Balance – December 31, 2020   19,372,818    15,495,973   $1.62   $1.61   $0.81    4.07   $
-
 
Granted   20,893,334    
-
    
-
    
-
    
-
    -    
-
 
Exercised   (1,451,025)   
-
    
-
    
-
    
-
    -    
-
 
Cancelled   (3,181,052)   
-
    
-
    
-
    
-
    -    
-
 
Balance – December 31, 2021   35,634,075    35,629,908   $1.04   $1.04   $0.53    4.38   $71,737 

Amendments to Notes and Warrants

 

During the year ended December 31, 2020, the Company entered into amendments (the “Amendments”) with certain holders of the Company’s 8% Unsecured Promissory Notes (the “2018 Notes”) and Nontransferable Common Stock Purchase Warrants (the “2018 Warrants”). Pursuant to the Amendments, the maturity date of the applicable 2018 Notes was extended from March 29, 2021 to June 30, 2021 and the expiration date of the applicable 2018 Warrants was extended from March 29, 2021 to March 29, 2022. The terms of the applicable 2018 Notes were also amended to grant the holders of such 2018 Notes a right to participate in a future private offering of the Company’s securities upon terms substantially similar to those offered to investors in a future primary offering of the Company’s securities and to grant resale registration rights in connection therewith. The Company recognized $0.2 million of non-cash costs in Other Expenses in the accompanying statements of operations relating to the 2018 Warrants extension.

 

The Company subsequently entered into a second amendment to the 2018 Notes with certain holders whereby the maturity date of the applicable 2018 Notes was extended from June 30, 2021 to June 30, 2022 and the expiration date of the applicable 2018 Warrants was extended from March 29, 2022 to March 29, 2026. The exercise price of the 2018 Warrants was adjusted from $5.30 per share to $2.00 per share.
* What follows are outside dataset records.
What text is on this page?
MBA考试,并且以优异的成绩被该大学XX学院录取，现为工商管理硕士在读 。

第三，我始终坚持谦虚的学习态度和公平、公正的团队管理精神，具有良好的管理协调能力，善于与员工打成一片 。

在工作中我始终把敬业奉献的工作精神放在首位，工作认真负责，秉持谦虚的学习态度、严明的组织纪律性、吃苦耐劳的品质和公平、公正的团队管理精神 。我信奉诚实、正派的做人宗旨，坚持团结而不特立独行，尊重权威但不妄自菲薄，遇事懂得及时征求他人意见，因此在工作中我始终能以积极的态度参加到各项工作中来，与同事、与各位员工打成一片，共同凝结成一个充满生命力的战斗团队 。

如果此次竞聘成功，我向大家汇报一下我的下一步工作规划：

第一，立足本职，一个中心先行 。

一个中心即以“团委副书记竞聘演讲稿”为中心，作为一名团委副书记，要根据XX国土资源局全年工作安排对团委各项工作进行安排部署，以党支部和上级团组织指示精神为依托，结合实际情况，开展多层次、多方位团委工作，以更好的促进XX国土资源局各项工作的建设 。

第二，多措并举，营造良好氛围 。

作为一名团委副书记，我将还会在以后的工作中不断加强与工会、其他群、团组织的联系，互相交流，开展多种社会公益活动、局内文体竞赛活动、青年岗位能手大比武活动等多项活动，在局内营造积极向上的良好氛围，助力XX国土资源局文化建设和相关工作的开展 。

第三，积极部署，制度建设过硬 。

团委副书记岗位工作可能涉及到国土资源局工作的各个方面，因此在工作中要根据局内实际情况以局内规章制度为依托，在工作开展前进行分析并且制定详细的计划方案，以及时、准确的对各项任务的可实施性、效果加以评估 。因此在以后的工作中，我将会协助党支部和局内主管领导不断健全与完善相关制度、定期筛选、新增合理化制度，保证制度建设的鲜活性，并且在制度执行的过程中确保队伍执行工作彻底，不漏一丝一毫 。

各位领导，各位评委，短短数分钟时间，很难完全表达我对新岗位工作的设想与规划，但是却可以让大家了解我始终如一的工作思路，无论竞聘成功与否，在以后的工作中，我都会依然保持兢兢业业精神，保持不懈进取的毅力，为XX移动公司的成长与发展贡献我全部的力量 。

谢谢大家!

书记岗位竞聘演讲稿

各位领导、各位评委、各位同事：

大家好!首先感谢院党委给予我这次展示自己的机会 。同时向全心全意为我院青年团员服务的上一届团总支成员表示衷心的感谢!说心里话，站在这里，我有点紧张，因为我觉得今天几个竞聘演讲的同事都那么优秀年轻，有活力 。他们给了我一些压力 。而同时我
The terms of the applicable 2018 Notes were also amended to require that the holders of such 2018 Notes participate in a future private offering of the Company’s securities upon terms substantially similar to those offered to investors in a future primary offering of the Company’s securities (see Note 7 – Notes Payable). The Company also granted an additional warrant to purchase 0.5 of one share of its common stock, or 1.5 million shares of common stock in total, per dollar of each participating 2018 Note holder’s principal amount of the 2018 Notes with an exercise price of $2.00 per share and an expiration date of March 29, 2026 (the “New Warrants”). The New Warrants will be exercisable beginning on the six-month anniversary of the date of issuance, and the Company granted to the participating 2018 Note holders certain registration rights with respect to its securities issued in the Private Offering and the shares of common stock underlying the New Warrants. The Company recognized $0.5 million of non-cash costs in Other Expenses in the accompanying statements of operations related to this second amendment.

 

Also, during the year ended December 31, 2020, the Company entered into amendments with certain holders of the Company’s Common Stock Purchase Warrants (the “2017 Warrants”) pursuant to which the expiration date of the applicable 2017 Warrants was extended from June 30, 2020 to September 30, 2021. The Company recognized $1.6 million of non-cash costs in Other Expenses in the accompanying statements of operations relating to the 2017 Warrants extension.

 

The Company determined the proper classification of the loan modification based on ASC 470-50, Debt Modifications and Extinguishments. Because the change in present value of cash flows of the modified debt is less than 10% when compared to the present value of the cash flows of the original debt, no change is required to be made to the debt in the accompanying condensed financial statements.

 

Employee Stock Purchase Plan

 

The Company has an Employee Stock Purchase Plan (“ESPP”) in which employees may purchase shares with the amounts accumulated during the offering period from employee directed payroll deferrals. Purchases of the Company’s common stock are equal to 85% of the closing market price of its common stock on the first day or last day of the offering period, whichever is lower. During the year ended December 31, 2021, 17,662 shares were issued under the ESPP for $16,814 of employee compensation deferrals. As of December 31, 2021, 482,338 shares are available for future issuance under the ESPP.